Rise of Feudatories:
- The Guptas’ power was severely curbed by the rise of feudatories.
- Yashodharman of Malwa, who belonged to Aulikara feudatory family, successfully challenged the authority of the Guptas after defeating Mihirkula, and set up 532 pillars of victory commemorating his conquest of almost the whole of northern India.
- Even though Yashodharman’s rule was short-lived, it did caused a severe damage to the Gupta empire’s reputation and image.
- Motivated and encouraged by these scheme of events, other feudatories too rose in rebellion against the Guptas and gradually declared themselves independent in Bihar, Bengal, Madhya Pradesh, Vallabhi, Gujarat, western Malwa, and so on.
- It is noteworthy that after the reign of Skandagupta, hardly any Gupta coin or inscription is found in western Malwa and Saurashtra.
Gradual Decline in Economic Prosperity:
- Trade with the Roman Empire declined due to the Hun attack on the Roman empire.
- Granting land assignments to the officers in lieu of their salaries resulted in the loss of income to the state.
- Much of the income was spent in suppressing the uprisings of the Pushyamitras and repelling the invasions of Huns.
- The gradual economic decline of the Gupta empire is indicated by the gold coins of later Gupta rulers, which have less of gold content and more of alloy.
Weak Rulers
- The successors of Skandagupta were weak and incompetent. They failed to maintain their hold firmly over the empire.
- The dissentions among the royal princes ultimately weakened the Guptas.
- This resulted in a decline in law and order.

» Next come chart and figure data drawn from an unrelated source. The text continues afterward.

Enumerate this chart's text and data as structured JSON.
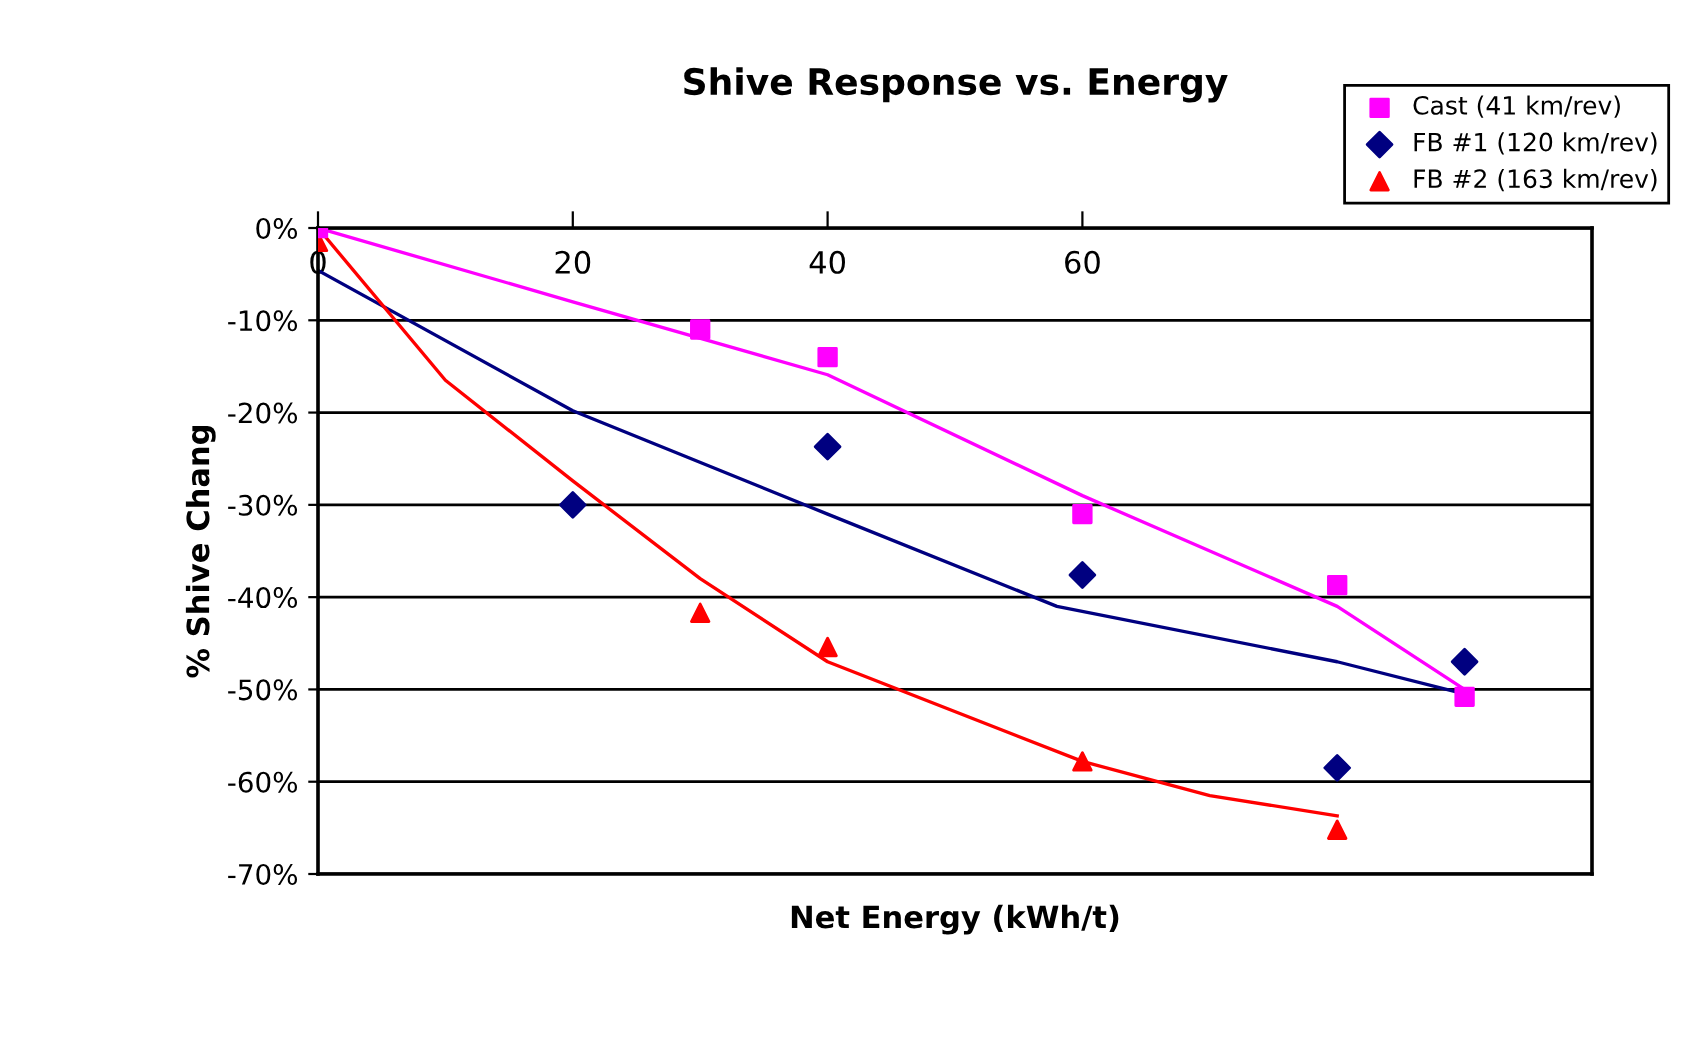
{
  "chart_data": {
    "type": "scatter",
    "title": "Shive Response vs. Energy",
    "xlabel": "Net Energy (kWh/t)",
    "ylabel": "% Shive Chang",
    "xlim": [
      0,
      100
    ],
    "xticks": [
      0,
      20,
      40,
      60
    ],
    "ylim": [
      -70,
      0
    ],
    "yticks": [
      {
        "value": 0,
        "label": "0%"
      },
      {
        "value": -10,
        "label": "-10%"
      },
      {
        "value": -20,
        "label": "-20%"
      },
      {
        "value": -30,
        "label": "-30%"
      },
      {
        "value": -40,
        "label": "-40%"
      },
      {
        "value": -50,
        "label": "-50%"
      },
      {
        "value": -60,
        "label": "-60%"
      },
      {
        "value": -70,
        "label": "-70%"
      }
    ],
    "grid": "y",
    "legend": "top right",
    "series": [
      {
        "name": "Cast (41 km/rev)",
        "color": "#ff00ff",
        "marker": "square",
        "x": [
          0,
          30,
          40,
          60,
          80,
          90
        ],
        "values": [
          0,
          -11,
          -14,
          -31,
          -38.7,
          -50.8
        ]
      },
      {
        "name": "FB #1 (120 km/rev)",
        "color": "#000080",
        "marker": "diamond",
        "x": [
          20,
          40,
          60,
          80,
          90
        ],
        "values": [
          -30,
          -23.7,
          -37.6,
          -58.5,
          -47
        ]
      },
      {
        "name": "FB #2 (163 km/rev)",
        "color": "#ff0000",
        "marker": "triangle",
        "x": [
          0,
          30,
          40,
          60,
          80
        ],
        "values": [
          -1.5,
          -41.7,
          -45.4,
          -57.8,
          -65.2
        ]
      },
      {
        "type": "line",
        "color": "#ff00ff",
        "marker": "none",
        "x": [
          0,
          20,
          40,
          60,
          80,
          90
        ],
        "values": [
          0,
          -8,
          -15.9,
          -29,
          -41,
          -50
        ]
      },
      {
        "type": "line",
        "color": "#000080",
        "marker": "none",
        "x": [
          0,
          20,
          40,
          58,
          80,
          90
        ],
        "values": [
          -4.6,
          -19.8,
          -31,
          -41,
          -47,
          -50.5
        ]
      },
      {
        "type": "line",
        "color": "#ff0000",
        "marker": "none",
        "x": [
          0,
          10,
          20,
          30,
          40,
          60,
          70,
          80
        ],
        "values": [
          0,
          -16.5,
          -27.4,
          -38,
          -47,
          -57.8,
          -61.5,
          -63.7
        ]
      }
    ]
  }
}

- They were continuously plagued by the attacks of the Huns and other foreign powers. This put a dent in the economic well-being of the empire.
- On top of this, the kings remained more occupied with self-indulgence than in preparing to meet with the challenges of their enemies.
- The inept ministers and administrative heads also followed suit. Notably, after the defeat and capture of Mihirakula, Gupta King Baladitya set him free on the advice of his ministers. The Huns came back to haunt the empire later and finally drew the curtains on this illustrious empire in circa 550.